И что это говорит вам как исследователю?
Этот забавный случай иллюстрирует, что то, что мы называем биомедициной, устроено гораздо сложнее, чем мы думаем. Перекусы во время операций — тоже часть биомедицины, в этом смысле моё мифологизированное представление об операционной было скорректировано. Позже я нашёл несколько исследований западных учёных, которые говорят о том же. Мы привыкли думать, что на Западе всё строго и стерильно. Американский исследователь Харис Томпсон, которая занималась исследованием частных клиник вспомогательной репродуктивной технологии, рассказывает, как однажды захотела присутствовать на операции. Ей разрешили, предварительно прочитав кучу нотаций по поводу стерильности и предупредив, что в операционной она должна находиться строго в медицинской маске. Всё бы ничего, но хирург, проводивший операцию, в какой-то момент свою маску снял. Томпсон была шокирована, но ей стало интересно понять рационализацию, то есть узнать, как врач объяснит своё поведение. После операции она подошла к нему и спросила, почему он так поступил. Хирург ответил, что на самом деле «повязка не имеет большого значения». Обращать внимание на такие детали нужно не для того, чтобы обвинить врача в некомпетентности (в сущности, эти правила устанавливают сами же врачи). Такие примеры доказывают нам, что внутренности чёрного биомедицинского ящика гораздо сложнее, адаптивнее, гибче и контекстуальнее, чем мы думаем и чем нам бы того хотелось.
Должен ли социолог иметь медицинское образование, если он исследует медицину, или киноведческое, если он занимается кино?

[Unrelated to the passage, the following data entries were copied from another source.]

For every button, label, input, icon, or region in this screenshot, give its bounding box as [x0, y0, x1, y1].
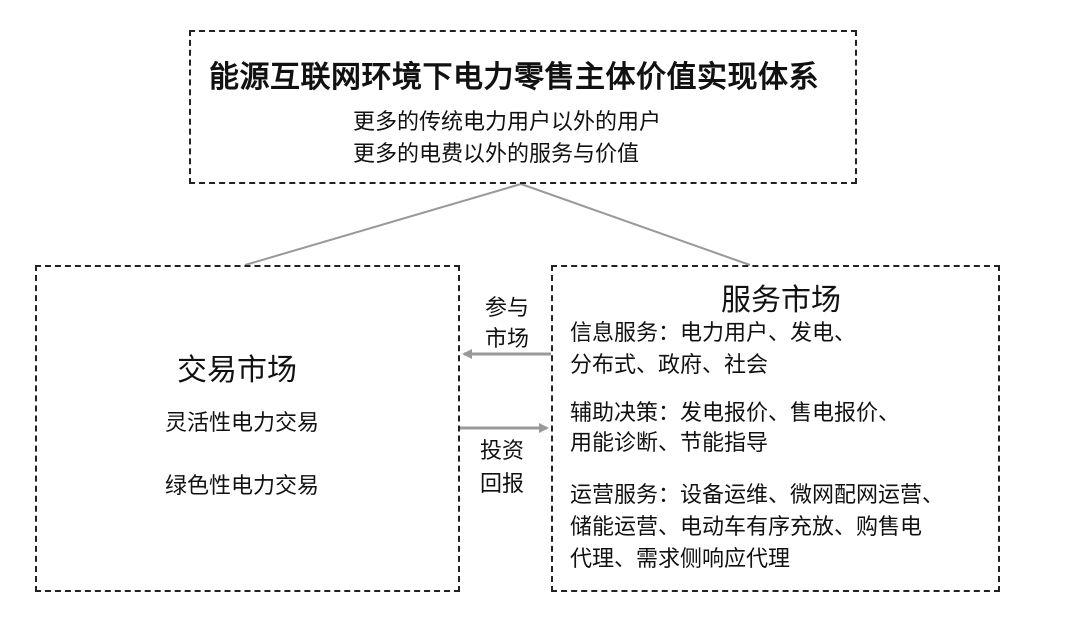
- ops-service-line-1: 运营服务：设备运维、微网配网运营、: [570, 483, 945, 508]
- invest-label-2: 回报: [480, 472, 525, 497]
- decision-support-line-2: 用能诊断、节能指导: [570, 431, 769, 456]
- participate-label-1: 参与: [485, 296, 530, 321]
- connector-line-left: [244, 183, 522, 266]
- trading-market-title: 交易市场: [177, 353, 297, 388]
- info-service-line-1: 信息服务：电力用户、发电、: [570, 321, 857, 346]
- trading-item-green: 绿色性电力交易: [165, 474, 320, 499]
- connector-line-right: [520, 183, 751, 266]
- invest-label-1: 投资: [480, 439, 525, 464]
- decision-support-line-1: 辅助决策：发电报价、售电报价、: [570, 401, 901, 426]
- system-line-2: 更多的电费以外的服务与价值: [353, 142, 640, 167]
- top-system-box: 能源互联网环境下电力零售主体价值实现体系 更多的传统电力用户以外的用户 更多的电…: [189, 30, 857, 184]
- info-service-line-2: 分布式、政府、社会: [570, 353, 769, 378]
- service-market-box: 服务市场 信息服务：电力用户、发电、 分布式、政府、社会 辅助决策：发电报价、售…: [551, 265, 1000, 592]
- ops-service-line-3: 代理、需求侧响应代理: [570, 547, 791, 572]
- ops-service-line-2: 储能运营、电动车有序充放、购售电: [570, 515, 923, 540]
- system-title: 能源互联网环境下电力零售主体价值实现体系: [209, 60, 819, 95]
- participate-label-2: 市场: [485, 327, 530, 352]
- trading-market-box: 交易市场 灵活性电力交易 绿色性电力交易: [35, 265, 460, 592]
- service-market-title: 服务市场: [721, 283, 841, 318]
- trading-item-flexible: 灵活性电力交易: [165, 411, 320, 436]
- system-line-1: 更多的传统电力用户以外的用户: [353, 110, 662, 135]
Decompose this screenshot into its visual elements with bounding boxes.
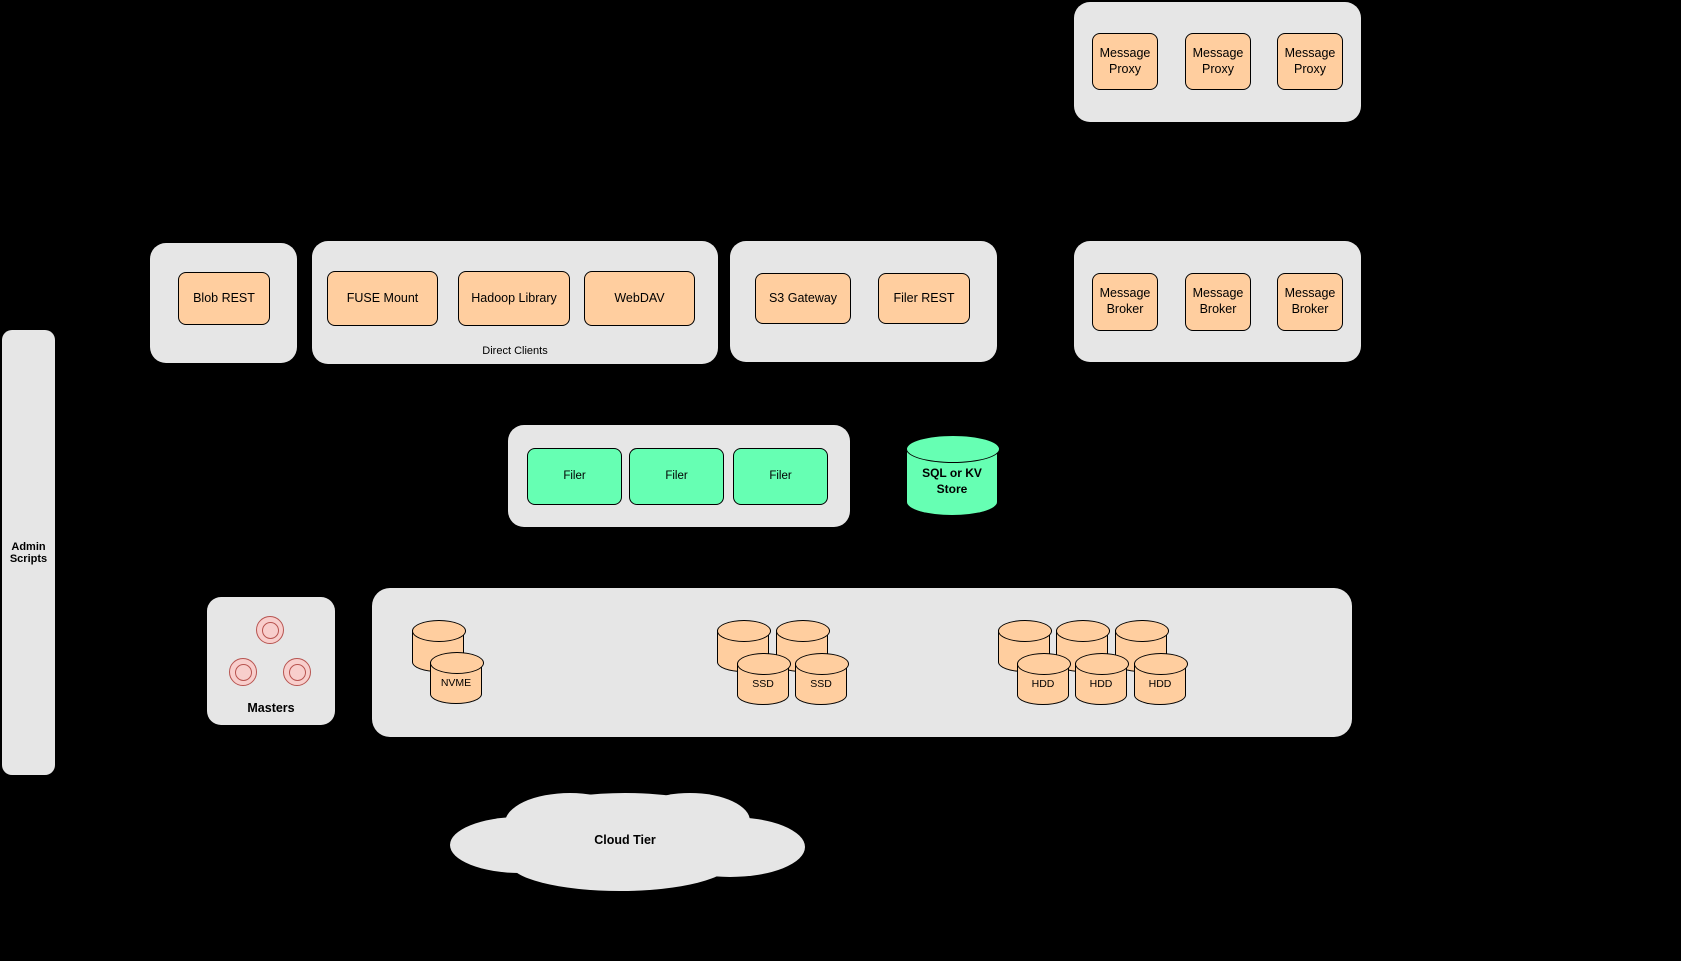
- direct-clients-caption: Direct Clients: [482, 345, 548, 357]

Когда я исследую иммунологию, я читаю работы не только своих коллег, которые до меня исследовали иммунологию, но и самих иммунологов. Я стараюсь разобраться в теме, привлекаю справочники и учебники. Что касается специального образования, конечно, оно не обязательно. Но есть много случаев, когда технический специалист или естественник потом приходит в социологию и берётся за изучение своей области. Кстати, первое моё образование — колледж газа и нефти. Потом я ушёл в философию, потом — в социологию, а сегодня понимаю, что хочу учиться дальше.